“Cell phones and pagers, airplane engines, a door from a police squad car, a mother’s wallet and credit cards. Those items survived when terrorists flew two planes into the World Trade Center towers in New York City during the September 11 attacks” (read the full article here: http://www.cnn.com/2011/US/08/31/washington.911.exhibit/index.html?hpt=hp_c1).
There’s a short list of items presented without context. Then, the context: a tragedy, constantly remembered and long past.
The lede could be for any number of articles concerning the tenth anniversary of the attacks of September 11th, 2001. This particular article concerns a new exhibit at the Newseum in Washington, D.C., of items once held in storage by the FBI as evidence for terror trials.
It’s an interesting article, but it’s also a human-interest piece more than anything else; there are descriptions of a few of the items on display, and that all-important context for each, but nothing is really news to someone who has been alive these last ten years. The quiet but affecting lede suggests the tone of the rest of the article, with its appeals to emotion and memory in the form of haunting images and recollections.

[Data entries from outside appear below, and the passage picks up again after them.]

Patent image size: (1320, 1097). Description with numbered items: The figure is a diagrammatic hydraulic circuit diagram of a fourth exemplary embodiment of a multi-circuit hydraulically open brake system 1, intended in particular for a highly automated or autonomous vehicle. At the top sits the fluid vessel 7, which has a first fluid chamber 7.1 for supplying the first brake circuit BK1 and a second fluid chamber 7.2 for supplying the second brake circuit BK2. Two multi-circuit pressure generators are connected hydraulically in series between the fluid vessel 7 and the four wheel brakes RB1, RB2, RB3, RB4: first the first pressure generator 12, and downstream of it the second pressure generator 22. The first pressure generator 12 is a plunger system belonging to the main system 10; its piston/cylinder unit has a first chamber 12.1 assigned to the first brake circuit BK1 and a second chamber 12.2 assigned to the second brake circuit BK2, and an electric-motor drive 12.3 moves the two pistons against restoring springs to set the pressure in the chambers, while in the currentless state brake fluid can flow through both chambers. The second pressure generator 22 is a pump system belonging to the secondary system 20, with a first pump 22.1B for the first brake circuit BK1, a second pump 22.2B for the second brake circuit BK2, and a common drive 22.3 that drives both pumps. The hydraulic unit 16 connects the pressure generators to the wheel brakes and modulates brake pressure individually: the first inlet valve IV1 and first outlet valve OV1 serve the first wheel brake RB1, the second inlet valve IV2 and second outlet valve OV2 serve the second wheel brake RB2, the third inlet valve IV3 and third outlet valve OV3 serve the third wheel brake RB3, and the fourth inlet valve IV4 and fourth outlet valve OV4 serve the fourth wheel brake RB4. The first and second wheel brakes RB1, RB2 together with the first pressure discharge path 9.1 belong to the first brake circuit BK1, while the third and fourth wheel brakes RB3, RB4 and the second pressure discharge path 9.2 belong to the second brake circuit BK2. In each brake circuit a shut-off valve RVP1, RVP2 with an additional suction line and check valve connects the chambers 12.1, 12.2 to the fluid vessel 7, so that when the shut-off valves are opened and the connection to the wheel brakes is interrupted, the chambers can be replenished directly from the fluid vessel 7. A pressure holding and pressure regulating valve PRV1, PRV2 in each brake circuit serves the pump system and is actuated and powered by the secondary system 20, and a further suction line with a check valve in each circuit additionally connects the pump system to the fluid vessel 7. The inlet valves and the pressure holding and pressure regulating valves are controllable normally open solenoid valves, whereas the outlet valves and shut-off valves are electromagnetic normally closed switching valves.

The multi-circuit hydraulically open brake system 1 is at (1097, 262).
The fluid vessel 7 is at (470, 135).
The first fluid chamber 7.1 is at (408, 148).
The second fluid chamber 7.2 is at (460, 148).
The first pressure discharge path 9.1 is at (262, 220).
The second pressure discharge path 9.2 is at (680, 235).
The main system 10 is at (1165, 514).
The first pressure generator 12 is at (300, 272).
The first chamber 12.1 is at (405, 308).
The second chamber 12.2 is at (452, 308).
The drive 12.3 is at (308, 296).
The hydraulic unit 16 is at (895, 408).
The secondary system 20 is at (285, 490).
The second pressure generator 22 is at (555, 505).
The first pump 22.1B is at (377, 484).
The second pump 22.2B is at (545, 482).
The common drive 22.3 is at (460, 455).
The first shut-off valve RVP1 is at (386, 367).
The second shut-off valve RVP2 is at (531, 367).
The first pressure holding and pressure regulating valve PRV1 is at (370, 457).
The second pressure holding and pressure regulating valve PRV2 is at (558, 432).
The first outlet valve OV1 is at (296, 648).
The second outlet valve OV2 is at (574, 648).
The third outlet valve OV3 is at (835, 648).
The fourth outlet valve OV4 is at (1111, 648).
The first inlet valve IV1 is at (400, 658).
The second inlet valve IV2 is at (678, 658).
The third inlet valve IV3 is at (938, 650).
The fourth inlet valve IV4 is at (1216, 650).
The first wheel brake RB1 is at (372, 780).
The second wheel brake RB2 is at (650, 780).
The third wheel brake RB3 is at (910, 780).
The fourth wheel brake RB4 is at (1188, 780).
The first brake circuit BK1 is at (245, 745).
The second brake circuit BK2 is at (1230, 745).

I would call it a successful lede: it gives a taste of the rest of the article, but without revealing the exact topic. If the title of the article had not been known to me, I would have clicked the lede because it sounded intriguing and I would have wanted to know what the rest of the article said.
So in this case, the fact that the lede itself is somewhat generic works for the better. By teasing the reader without revealing the specific subject of the article, it preys on natural human curiosity to draw people in.